Meirhaeghe Nicolas

15 janvier 2021


Predictive processing in the macaque frontal cortex during time estimation

Invité par Thomas Brochier


According to the theory of predictive processing, expectations modulate neural activity so as to optimize the processing of sensory inputs expected in the current environment. While there is accumulating evidence that the brain indeed operates under this principle, most of the attention has been placed on mechanisms that rely on static coding properties of neurons. The potential contribution of dynamical features, such as those reflected in the evolution of neural population dynamics, has thus far been overlooked.
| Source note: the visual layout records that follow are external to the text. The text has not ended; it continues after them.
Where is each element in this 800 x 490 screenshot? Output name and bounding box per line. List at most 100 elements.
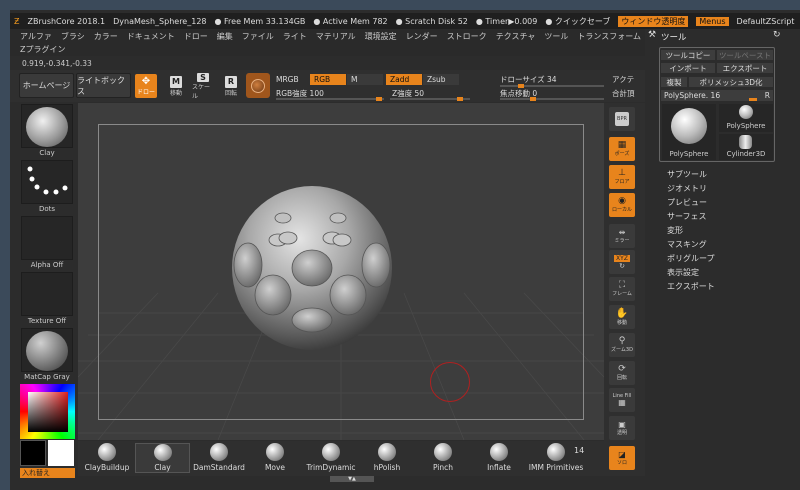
brush-trimdynamic[interactable]: TrimDynamic <box>306 443 356 473</box>
tool-thumb-polysphere-small[interactable]: PolySphere <box>719 104 773 132</box>
menus-button[interactable]: Menus <box>696 16 729 26</box>
menu-stroke[interactable]: ストローク <box>447 31 487 42</box>
default-zscript[interactable]: DefaultZScript <box>737 17 795 26</box>
r-button[interactable]: R <box>765 91 770 100</box>
export-menu[interactable]: エクスポート <box>667 281 715 292</box>
brush-clay[interactable]: Clay <box>135 443 190 473</box>
menu-alpha[interactable]: アルファ <box>20 31 52 42</box>
transparent-button[interactable]: ▣ 透明 <box>609 416 635 440</box>
brush-hpolish[interactable]: hPolish <box>362 443 412 473</box>
menu-material[interactable]: マテリアル <box>316 31 356 42</box>
menu-edit[interactable]: 編集 <box>217 31 233 42</box>
local-button[interactable]: ◉ ローカル <box>609 193 635 217</box>
brush-name: Move <box>264 463 286 472</box>
secondary-color-swatch[interactable] <box>48 440 74 466</box>
rotate-button[interactable]: R 回転 <box>220 74 242 98</box>
texture-thumbnail[interactable] <box>21 272 73 316</box>
import-button[interactable]: インポート <box>661 63 715 73</box>
bpr-button[interactable]: BPR <box>609 107 635 131</box>
menu-preferences[interactable]: 環境設定 <box>365 31 397 42</box>
clay-brush-icon <box>26 107 68 147</box>
menu-color[interactable]: カラー <box>94 31 118 42</box>
pan-button[interactable]: ✋ 移動 <box>609 305 635 329</box>
refresh-icon[interactable]: ↻ <box>773 30 781 40</box>
menu-file[interactable]: ファイル <box>242 31 274 42</box>
brush-thumbnail[interactable] <box>21 104 73 148</box>
scroll-arrows-icon[interactable]: ▼▲ <box>330 476 374 482</box>
polygroups-menu[interactable]: ポリグループ <box>667 253 715 264</box>
surface-menu[interactable]: サーフェス <box>667 211 707 222</box>
menu-texture[interactable]: テクスチャ <box>496 31 536 42</box>
draw-button[interactable]: ✥ ドロー <box>135 74 157 98</box>
masking-menu[interactable]: マスキング <box>667 239 707 250</box>
tool-thumb-polysphere-large[interactable]: PolySphere <box>662 104 716 160</box>
menu-transform[interactable]: トランスフォーム <box>577 31 641 42</box>
brush-name: Clay <box>154 463 171 472</box>
home-page-button[interactable]: ホームページ <box>19 73 74 98</box>
tool-paste-button[interactable]: ツールペースト <box>717 50 773 60</box>
brush-name: hPolish <box>373 463 401 472</box>
m-button[interactable]: M <box>347 74 383 85</box>
subtool-menu[interactable]: サブツール <box>667 169 707 180</box>
line-fill-button[interactable]: Line Fill ▦ <box>609 388 635 412</box>
scale-button[interactable]: S スケール <box>192 72 214 100</box>
material-thumbnail[interactable] <box>21 328 73 372</box>
brush-claybuildup[interactable]: ClayBuildup <box>82 443 132 473</box>
brush-inflate[interactable]: Inflate <box>474 443 524 473</box>
preview-menu[interactable]: プレビュー <box>667 197 707 208</box>
draw-size-slider[interactable] <box>500 84 604 88</box>
local-label: ローカル <box>611 207 632 213</box>
lightbox-button[interactable]: ライトボックス <box>76 73 131 98</box>
bpr-icon: BPR <box>615 112 629 126</box>
solo-button[interactable]: ◪ ソロ <box>609 446 635 470</box>
z-intensity-slider[interactable] <box>390 97 470 101</box>
current-tool-slider[interactable]: PolySphere. 16 R <box>661 90 773 101</box>
tool-copy-button[interactable]: ツールコピー <box>661 50 715 60</box>
alpha-thumbnail[interactable] <box>21 216 73 260</box>
rotate-view-button[interactable]: ⟳ 回転 <box>609 361 635 385</box>
mirror-icon: ⇹ <box>618 227 626 237</box>
zadd-button[interactable]: Zadd <box>386 74 422 85</box>
xyz-label: XYZ <box>614 254 630 262</box>
zsub-button[interactable]: Zsub <box>423 74 459 85</box>
rgb-button[interactable]: RGB <box>310 74 346 85</box>
zoom3d-button[interactable]: ⚲ ズーム3D <box>609 333 635 357</box>
geometry-menu[interactable]: ジオメトリ <box>667 183 707 194</box>
quicksave-button[interactable]: ● クイックセーブ <box>545 16 610 27</box>
menu-zplugin[interactable]: Zプラグイン <box>10 43 645 56</box>
color-picker[interactable] <box>20 384 75 439</box>
move-button[interactable]: M 移動 <box>165 74 187 98</box>
menu-render[interactable]: レンダー <box>406 31 438 42</box>
stroke-thumbnail[interactable] <box>21 160 73 204</box>
swap-colors-button[interactable]: 入れ替え <box>20 468 75 478</box>
menu-tool[interactable]: ツール <box>544 31 568 42</box>
primary-color-swatch[interactable] <box>20 440 46 466</box>
frame-button[interactable]: ⛶ フレーム <box>609 277 635 301</box>
make-polymesh-button[interactable]: ポリメッシュ3D化 <box>689 77 773 87</box>
brush-damstandard[interactable]: DamStandard <box>193 443 245 473</box>
xyz-button[interactable]: XYZ ↻ <box>609 250 635 274</box>
menu-document[interactable]: ドキュメント <box>127 31 175 42</box>
saturation-value-square[interactable] <box>28 392 68 432</box>
window-transparency-slider[interactable]: ウィンドウ透明度 <box>618 15 689 27</box>
menu-draw[interactable]: ドロー <box>184 31 208 42</box>
persp-button[interactable]: ▦ ポーズ <box>609 137 635 161</box>
clone-button[interactable]: 複製 <box>661 77 687 87</box>
mirror-button[interactable]: ⇹ ミラー <box>609 224 635 248</box>
sphere-model[interactable] <box>228 180 396 352</box>
rgb-intensity-slider[interactable] <box>276 97 384 101</box>
brush-pinch[interactable]: Pinch <box>418 443 468 473</box>
menu-light[interactable]: ライト <box>283 31 307 42</box>
deformation-menu[interactable]: 変形 <box>667 225 683 236</box>
mrgb-button[interactable]: MRGB <box>276 75 299 84</box>
solo-label: ソロ <box>616 459 627 466</box>
display-properties-menu[interactable]: 表示設定 <box>667 267 699 278</box>
brush-move[interactable]: Move <box>250 443 300 473</box>
tool-thumb-cylinder[interactable]: Cylinder3D <box>719 134 773 160</box>
export-button[interactable]: エクスポート <box>717 63 773 73</box>
floor-button[interactable]: ⊥ フロア <box>609 165 635 189</box>
hand-icon: ✋ <box>615 307 629 319</box>
focal-shift-slider[interactable] <box>500 97 604 101</box>
menu-brush[interactable]: ブラシ <box>61 31 85 42</box>
material-preview-icon[interactable] <box>246 73 270 98</box>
In this talk, I will present evidence for a novel mechanism for predictive processing in the temporal domain which relies on neural population dynamics. I will use recordings from the frontal cortex of macaques trained on a time interval reproduction task and show how neural dynamics can be directly related to animals’ temporal expectations, both in a stationary environment and during learning.


Nicolas is a 5th-year PhD student in the Harvard-MIT Division of Health Sciences and Technology conducting his thesis research with Mehrdad Jazayeri. Broadly speaking, Nicolas is interested in how learning shapes neural activity, and how in turn, structured neural activity supports sensorimotor behavior. His work lies at the intersection of neural electrophysiology, psychophysics and computational modelling. Prior to joining MIT, Nicolas studied aerospace engineering, earning a double Master’s degree from Supaéro (Toulouse, France) and from Caltech.